Michelson interferometer
Michelson
interferometer
This
is one of the oldest types of Interferometers.
However,
Michelson using this Interferometer, established exact relationship between
meter and red wavelengths of cadmium lamp.
The
basic Michelson Interferometer consists of a monochromatic light source, a beam
splitter and two mirrors.
It
relies on the principle of constructive and destructive interference as one
mirror remains fixed and the other is moved.
It
uses a monochromatic light (single wavelength) from an extended source.
This
light falls on the beam splitter (which is a plain parallel plate having a
semi-transparent layer of silver at its back) which splits the light into two
rays of equal intensity at right angles.
One
ray is transmitted to Mirror M1 and other is reflected through beam splitter to
Mirror M2.
From
both these mirrors, the rays are reflected back and these reunite at the
semi-reflecting surface from where they are transmitted to the eye of the
observer.
Mirror
M2 is fixed and the reflected ray from M1 serves as a reference beam.

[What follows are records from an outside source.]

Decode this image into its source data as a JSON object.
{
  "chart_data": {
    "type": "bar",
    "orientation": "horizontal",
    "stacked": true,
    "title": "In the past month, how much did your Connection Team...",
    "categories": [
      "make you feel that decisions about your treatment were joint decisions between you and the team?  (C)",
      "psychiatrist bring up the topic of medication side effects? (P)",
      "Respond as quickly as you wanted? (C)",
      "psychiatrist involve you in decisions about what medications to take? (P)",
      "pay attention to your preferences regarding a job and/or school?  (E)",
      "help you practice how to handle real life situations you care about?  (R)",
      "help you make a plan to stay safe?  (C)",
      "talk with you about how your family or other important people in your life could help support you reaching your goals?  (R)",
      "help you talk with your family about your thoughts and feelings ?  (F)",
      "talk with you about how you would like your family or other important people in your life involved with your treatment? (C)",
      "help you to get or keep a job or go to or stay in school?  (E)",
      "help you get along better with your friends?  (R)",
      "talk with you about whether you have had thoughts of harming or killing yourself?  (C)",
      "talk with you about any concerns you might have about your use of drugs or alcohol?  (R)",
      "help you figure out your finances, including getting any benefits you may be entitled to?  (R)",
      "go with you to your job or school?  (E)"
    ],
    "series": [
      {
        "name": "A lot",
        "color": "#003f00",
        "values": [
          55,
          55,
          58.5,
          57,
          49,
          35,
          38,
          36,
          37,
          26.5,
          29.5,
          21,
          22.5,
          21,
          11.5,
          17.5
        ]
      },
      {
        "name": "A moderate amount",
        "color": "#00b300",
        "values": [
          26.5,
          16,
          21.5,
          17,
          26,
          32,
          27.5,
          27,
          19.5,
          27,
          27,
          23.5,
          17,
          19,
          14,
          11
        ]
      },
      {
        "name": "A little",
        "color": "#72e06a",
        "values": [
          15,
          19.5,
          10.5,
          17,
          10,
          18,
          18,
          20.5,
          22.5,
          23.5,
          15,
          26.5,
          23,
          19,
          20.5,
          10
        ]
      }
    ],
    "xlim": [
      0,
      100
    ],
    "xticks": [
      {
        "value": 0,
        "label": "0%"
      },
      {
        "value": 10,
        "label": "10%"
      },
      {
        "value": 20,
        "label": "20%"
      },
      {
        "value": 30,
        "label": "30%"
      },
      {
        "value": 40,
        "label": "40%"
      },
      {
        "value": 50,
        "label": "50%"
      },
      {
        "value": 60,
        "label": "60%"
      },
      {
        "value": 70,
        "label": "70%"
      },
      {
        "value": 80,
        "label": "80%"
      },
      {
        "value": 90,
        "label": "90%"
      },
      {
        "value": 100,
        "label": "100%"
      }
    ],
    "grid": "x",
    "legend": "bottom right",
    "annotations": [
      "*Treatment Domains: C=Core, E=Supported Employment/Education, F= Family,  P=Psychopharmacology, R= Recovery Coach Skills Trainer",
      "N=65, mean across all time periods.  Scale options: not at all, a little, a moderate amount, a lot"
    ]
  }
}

Mirror M1
is movable. i.e. it is attached to the object whose dimension is to be
measured.
If
both the mirrors are at same distance from beam splitter, then light will
arrive in phase and observer will see bright spot due to constructive
interference.
If
movable mirror shifts by quarter wavelength, then beam will return to observer
180̊ out of phase and darkness will be observed due to destructive
interference.
Each
half wavelength of mirror travel produces a change in the measured optical path
of one wavelength and the reflected beam from the moving mirror shifts through
360° phase change.
When
the reference beam reflected from the fixed mirror and the beam reflected from
the moving mirror re-join at the beam splitter, they alternately reinforce and
cancel each other as the mirror moves.
Thus
each cycle of intensity at the eye represents λ/2 of mirror travel.
It
may be noted that when monochromatic light source is used then fringes can be
seen over a range of path difference that may vary from a few to a million
wavelengths, depending on the source.
However,
when white light is used, then fringes can be seen only if both ray paths are
exactly equal to a few wavelengths in total length in glass and air.
The
lengths themselves are not important, but only their differences affect fringe
formation.
So
when white light source is used then a compensator plate is introduced in the
path of mirror M1 so that exactly the same amount of glass is introduced in
each of the paths. (In the path of mirror M2, the glass was coming due to rays
passing through beam splitter back surface).
The
various sophistications which have undergone to improve the Michelson’s basic
apparatus are:
1. Use of laser
as the light source, which means that the measurements can be made over longer distances;
and also the beam laser compared to other monochromatic sources has exact and
pure wavelength thus enabling highly accurate measurements.
2. Mirrors are
replaced by cube-corner reflectors (retro-reflectors) which reflect light
parallel to its angle of incidence regardless of retroreflector alignment
accuracy.
3. Instead of
observing the interference phenomenon by eye, photocells are employed which
convert light-intensity variations in voltage pulses which are processed by
electronic instruments to give the amount and direction of position change.